[PATCH v3] printk: Have printk() never buffer its data

From: Steven Rostedt
Date: Mon Jun 25 2012 - 15:05:41 EST



Fengguang Wu had a config that caused the system to lockup. It reported:

[ 6.086395] type=2000 audit(1339501575.085:1): initialized
[ 6.116356] Kprobe smoke test started
[ 6.125915] Kprobe smoke test passed successfully
[ 6.127478] rcu-torture:--- Start of test: nreaders=2 nfakewriters=4 stat_interval=0 verbose=0 test_no_idle_hz=0 shuffle_interval=3 stutter=5 irqreader=1 fqs_duration=0
+fqs_holdoff=0 fqs_stutter=3 test_boost=1/0 test_boost_interval=7 test_boost_duration=4 shutdown_secs=0 onoff_interval=0 onoff_holdoff=0

and then froze. So naturally, the suspected bug was with rcu-torture.
Fengguang did a git bisect and discovered that the crash came with a
function trace update.

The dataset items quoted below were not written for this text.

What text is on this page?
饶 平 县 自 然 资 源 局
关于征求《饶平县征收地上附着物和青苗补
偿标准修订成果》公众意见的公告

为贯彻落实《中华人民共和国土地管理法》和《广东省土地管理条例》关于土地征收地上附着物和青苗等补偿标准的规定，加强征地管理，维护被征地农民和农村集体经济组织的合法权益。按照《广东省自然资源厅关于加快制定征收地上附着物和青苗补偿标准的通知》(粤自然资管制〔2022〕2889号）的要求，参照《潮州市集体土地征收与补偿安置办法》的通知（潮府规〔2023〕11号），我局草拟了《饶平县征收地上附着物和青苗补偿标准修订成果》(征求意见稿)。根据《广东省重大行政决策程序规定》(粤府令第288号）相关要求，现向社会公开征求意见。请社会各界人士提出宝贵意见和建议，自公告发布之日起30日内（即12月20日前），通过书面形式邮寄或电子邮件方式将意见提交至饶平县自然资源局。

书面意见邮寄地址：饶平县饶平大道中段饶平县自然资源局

He also noticed that if he reverted that update,
the system got farther and showed:

[ 1.611901] Testing tracer function: PASSED

His time was wasted by the fact that the function tracing self test
first prints:

"Testing tracer function: "

then runs the test, and if it succeeds, it prints "PASSED", giving us
the nice output you see above.

But with the new printk() changes, text without a newline gets buffered
and does not print out to the console at the location of the printk.
This caused the "Testing tracer function: " not to print out and because
the test caused the kernel to lock up, we are clueless to the fact that
the problem was with the function tracer test and not the rcu_torture
test. As it made sense that the rcu_torture test could lock up the
system, many kernel developer hours were wasted chasing the wrong wild
goose.

If the "Testing tracer function: " had printed out in the first place,
we would have caught the correct wild goose and saved precious kernel
developer's time.

This brings back the old way of printk() that always prints to the console
and does not buffer the data. As printk_emit() is used by other 'facilities'
this only affects printk(), but keeps pretty much the new behavior.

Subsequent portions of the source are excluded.